Il mercante di Venezia, William Shakespeare - #aTeatroconShakespeare

4 May 2021

Libri

Lettura di Aprile per il mio progetto #aTeatroconShakespeare.


Esattamente un anno fa iniziava il mio lungo viaggio nel teatro del Bardo dell'Avon, e sono felice di questo percorso, soprattutto di non essermi mai fermata. Scoprire le opere di Shakespeare, non limitandomi solo a leggerle, ma andando a ricercare fonti e critiche, mi sta aiutando a conoscere ancora di più il suo teatro, apprezzandolo ulteriormente.

È un progetto lungo che concluderò solo nel 2023, ma è bello sapere che i sui drammi, le sue tragedie, le commedie, i poemetti e i sonetti mi accompagneranno ancora per molto tempo.

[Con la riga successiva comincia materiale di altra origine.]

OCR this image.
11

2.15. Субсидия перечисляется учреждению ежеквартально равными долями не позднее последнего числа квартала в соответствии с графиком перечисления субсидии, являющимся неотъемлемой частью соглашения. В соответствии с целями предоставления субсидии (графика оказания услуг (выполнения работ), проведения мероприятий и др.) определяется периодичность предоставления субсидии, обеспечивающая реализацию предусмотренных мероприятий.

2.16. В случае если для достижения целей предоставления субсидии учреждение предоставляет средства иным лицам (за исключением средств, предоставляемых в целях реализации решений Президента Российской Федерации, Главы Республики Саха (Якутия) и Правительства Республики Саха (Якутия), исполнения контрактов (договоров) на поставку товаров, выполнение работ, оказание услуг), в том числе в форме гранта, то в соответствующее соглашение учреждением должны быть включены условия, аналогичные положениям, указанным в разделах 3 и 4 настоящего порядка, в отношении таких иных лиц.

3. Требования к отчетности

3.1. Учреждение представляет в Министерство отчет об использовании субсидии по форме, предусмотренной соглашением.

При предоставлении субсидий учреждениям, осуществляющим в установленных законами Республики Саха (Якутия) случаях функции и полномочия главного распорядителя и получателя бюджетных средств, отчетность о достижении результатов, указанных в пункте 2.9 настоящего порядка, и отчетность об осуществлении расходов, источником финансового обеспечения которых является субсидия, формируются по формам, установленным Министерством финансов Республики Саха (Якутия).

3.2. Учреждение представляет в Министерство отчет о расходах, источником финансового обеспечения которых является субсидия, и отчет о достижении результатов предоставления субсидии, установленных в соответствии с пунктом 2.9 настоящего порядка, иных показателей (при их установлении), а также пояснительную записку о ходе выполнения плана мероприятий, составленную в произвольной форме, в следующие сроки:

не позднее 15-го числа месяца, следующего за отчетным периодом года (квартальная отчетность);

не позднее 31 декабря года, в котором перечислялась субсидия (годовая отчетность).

Questo mese l'ho dedicato alla prima delle “Commedie Romantiche”: Il Mercante di Venezia.
Forse uno dei titoli più famosi e acclamati del Bardo, ma anche tra i più ambigui. Sfruttata, a volte, anche in campagne di propaganda contro gli Ebrei, come quella Nazista. Perché? Ve lo spiegherò continuando la lettura di questo mio articolo.
Per me si è trattata di una ri-lettura che mi ha permesso di apprezzarlo e comprenderlo, forse, molto di più!

 

Antonio: Non so spiegare questa mia tristezza;
mi stanca; anche voi dite che vi stanca;
ma come l'abbia presa, trovata, assorbita, 
di che è fatta, di dove venga, 
vallo a sapere...
La malinconia mi rende un tale mentecatto,
che stento a riconoscere me stesso.

 

 

Fonti:

  • Il Pecorone, di Ser Giovanni Fiorentino (1558), dalla prima novella della quarta giornata della raccolta. La vicenda rispecchia molto quella narrata poi da Shakespeare, ed è proprio ambientata tra Venezia e Belmonte.
  • Gesta Romanorum, dal sessantaseiesimo racconto della raccolta. Compilata in Inghilterra nel XVI sec. da diversi testi latini e tradotta in inglese da Richard Robinson nel 1577. Da qui Shakespeare ha ripreso il motivo della libbra di carne; ma anche quello del travestimento della donna e della scelta tra i tre scrigni.
  • L'Ebreo di Malta, di Christopher Marlowe. Opera che sicuramente Shakespeare conosceva, e che prendeva essa stessa spunto dalla quattordicesima novella de Il Novellino di Masuccio Salernitano. Opere da cui potrebbe aver tratto elementi per la descrizione dell'ebreo e la corruzione dei cristiani, ma anche per la fuga della figlia dell'ebreo per amore di un cristiano.

Pensieri sull'opera

 

Dimmi dove nasce Amore,
nella mente oppur nel cuore?
Come cresce il suo vigore?
Rispondete, rispondete.
Negli occhi è generato,
dagli sguardi alimentato;
e l'Amore se ne muore 
nella culla donde muove.

 

Dipinto di Edward Alcock - Portia and Shylock



Il Mercante di Venezia è un'opera particolare che però, racchiude al suo interno, differenti elementi molto interessanti. Innanzitutto è costituita da una struttura doppia, non solo per le due trame e ambientazioni Venezia e Belmonte - che si contrappongono e successivamente intrecciano tra loro -, ma anche perché accanto a elementi che possono collegare quest'opera alla Commedia, ci sono anche fattori che potrebbero mostrarla come una Tragedia.
In molti, infatti, sono solita definirla una Tragicommedia, dove accanto all'amore, agli elementi comici, a un'aspetto quasi da fiaba, c'è la tragedia che colpisce due dei personaggi più importanti: l'ebreo Shylock e il mercante Antonio.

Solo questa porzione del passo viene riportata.